One trend I see happening for some retailers is the move to smaller footprints. Those retailers that have a strong online presence may want to continue a strong brick and mortar presence, just a smaller one. Another trend I see continuing is the adaptive reuse of former retail sites into mixed-use, industrial and institutional uses.
According to CoStar, the Atlanta retail market has 368 million square feet of space. There is less than 2 million square feet under construction, thus the vacancy rate in the market is 4%, down from 5% last year. In a positive sign for this sector of the commercial real estate market, 3.9 million square feet of space was absorbed last year at an average rental rate of $20.81 per square foot. Retail properties sold for an average of $154.00 per square foot, up from $141.00 per square foot last year, at an average capitalization rate of 6.2%. The threat of a recession, higher credit card interest rates and inflation do not seem to be slowing retail spending.
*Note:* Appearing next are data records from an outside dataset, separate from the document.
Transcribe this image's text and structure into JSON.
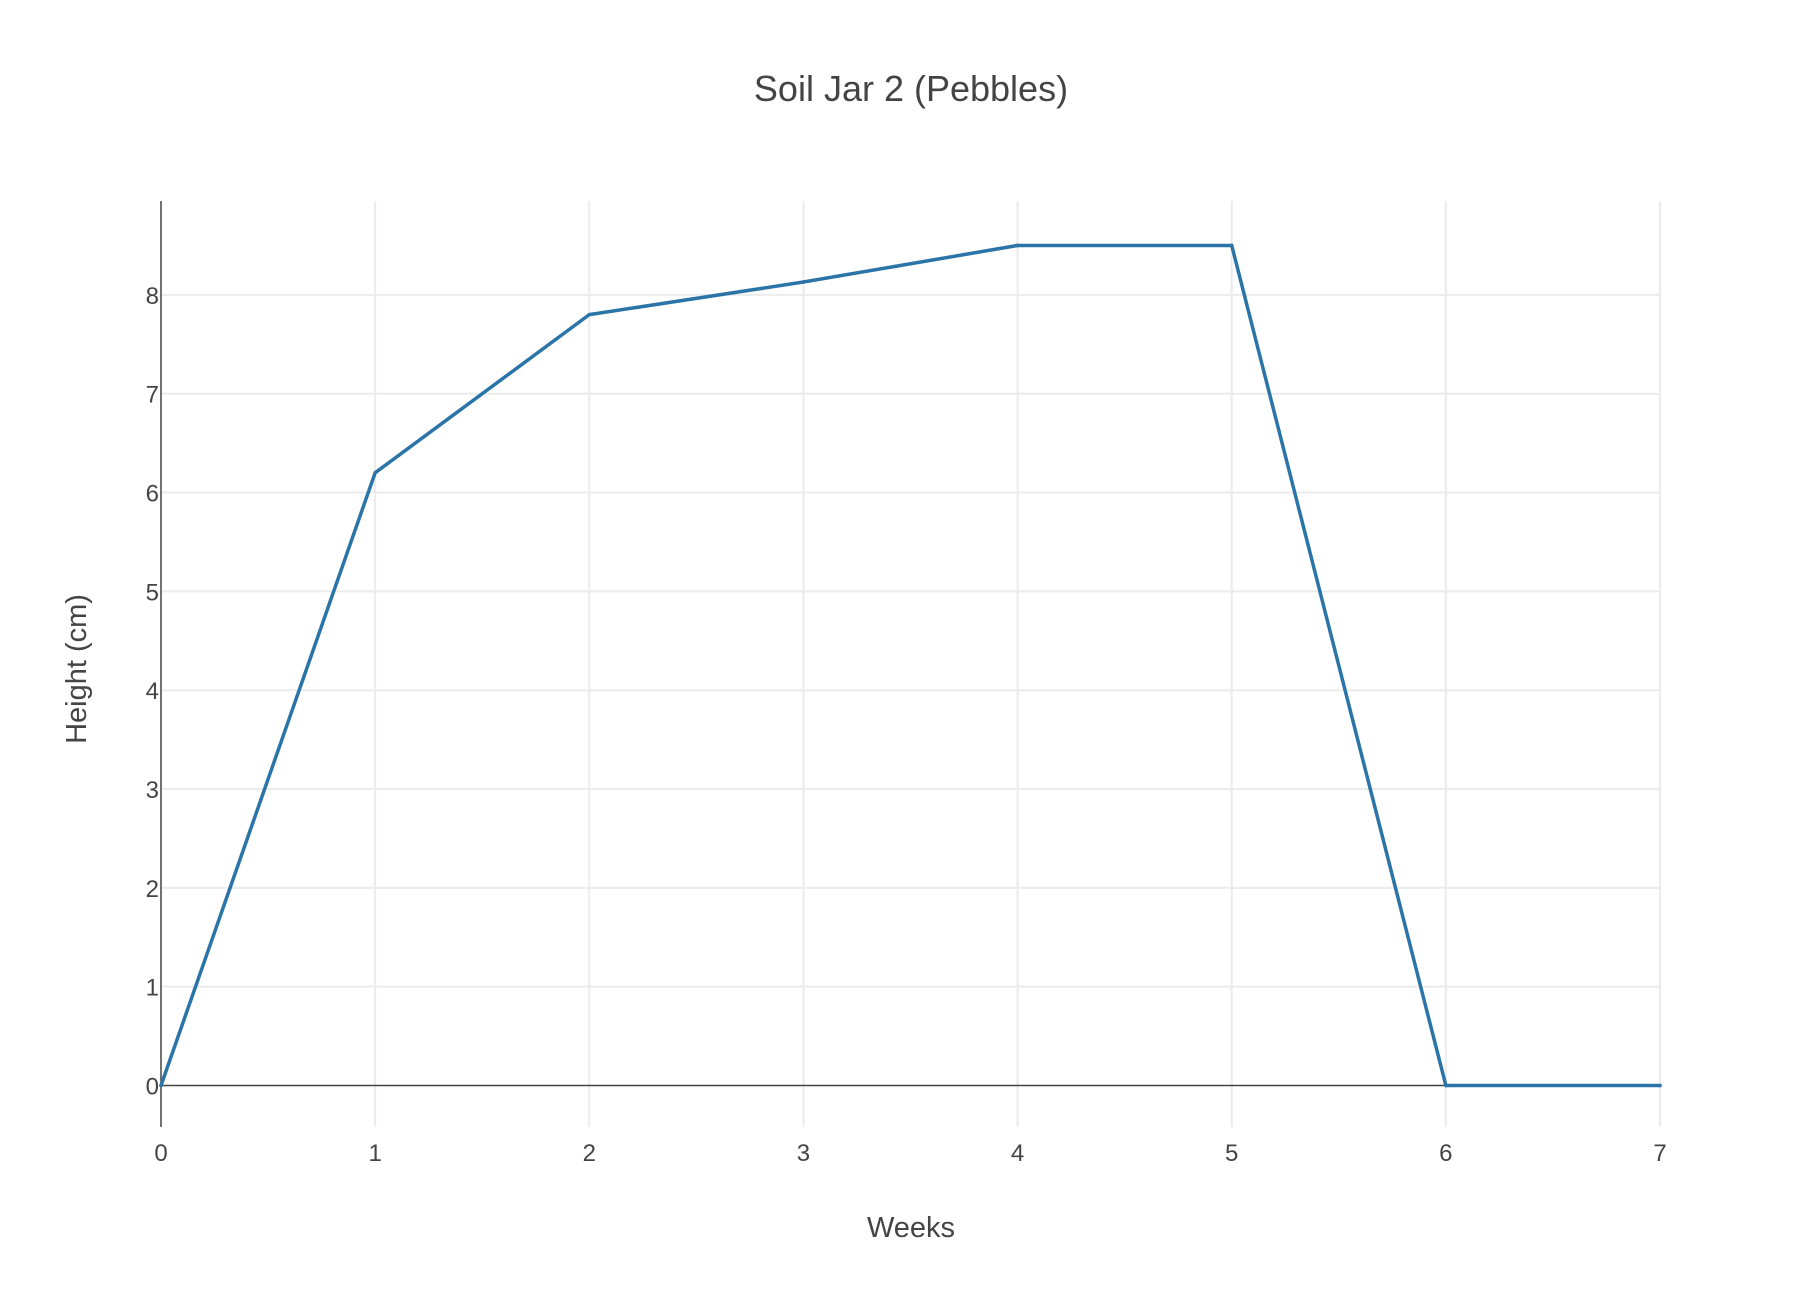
{
  "chart_data": {
    "type": "line",
    "title": "Soil Jar 2 (Pebbles)",
    "xlabel": "Weeks",
    "ylabel": "Height (cm)",
    "xlim": [
      0,
      7
    ],
    "ylim": [
      -0.42,
      8.95
    ],
    "x_ticks": [
      0,
      1,
      2,
      3,
      4,
      5,
      6,
      7
    ],
    "y_ticks": [
      0,
      1,
      2,
      3,
      4,
      5,
      6,
      7,
      8
    ],
    "grid": true,
    "legend": "none",
    "series": [
      {
        "color": "#2b74a8",
        "x": [
          0,
          1,
          2,
          3,
          4,
          5,
          6,
          7
        ],
        "y": [
          0,
          6.2,
          7.8,
          8.13,
          8.5,
          8.5,
          0,
          0
        ]
      }
    ]
  }
}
The Atlanta land market is difficult to define because a developer may purchase an improved property and then demolish an existing building to develop the land. Such a transaction may be recorded as an industrial, office or retail sale when it is in fact a land sale.
Here is a sampling of current Average Sales Prices in the markets within about a 6-mile radius of Downtown Atlanta. The sales prices vary by location and the size of the property. As you know, the size of a property usually has an inverse relationship with the purchase price.
- Downtown Atlanta – $645 per square foot
- North Downtown/South Midtown – $42 per square foot
- North Midtown – $277 per square foot
- Buckhead – $165 per square foot
- West Midtown – $24 per square foot
- Castleberry Hill – $45 per square foot
- Grant Park/Old 4th Ward – $80 per square foot
- East Atlanta – $14 per square foot
- Little 5 Points – $64 per square foot
- Downtown Decatur – $55 per square foot
The commercial real estate market is always characterized by a certain level of uncertainty. Our job is to use our analytic tools, read the tea leaves and try to mitigate any perceived risks to our clients. While not without risks and challenges, the current Atlanta commercial real estate market remains attractive to both small and institutional investors. Despite higher interest rates, mid-term elections, inflation, geopolitical disturbances, and the threat of a recession, I expect that the Atlanta market will remain a great place to own commercial real estate.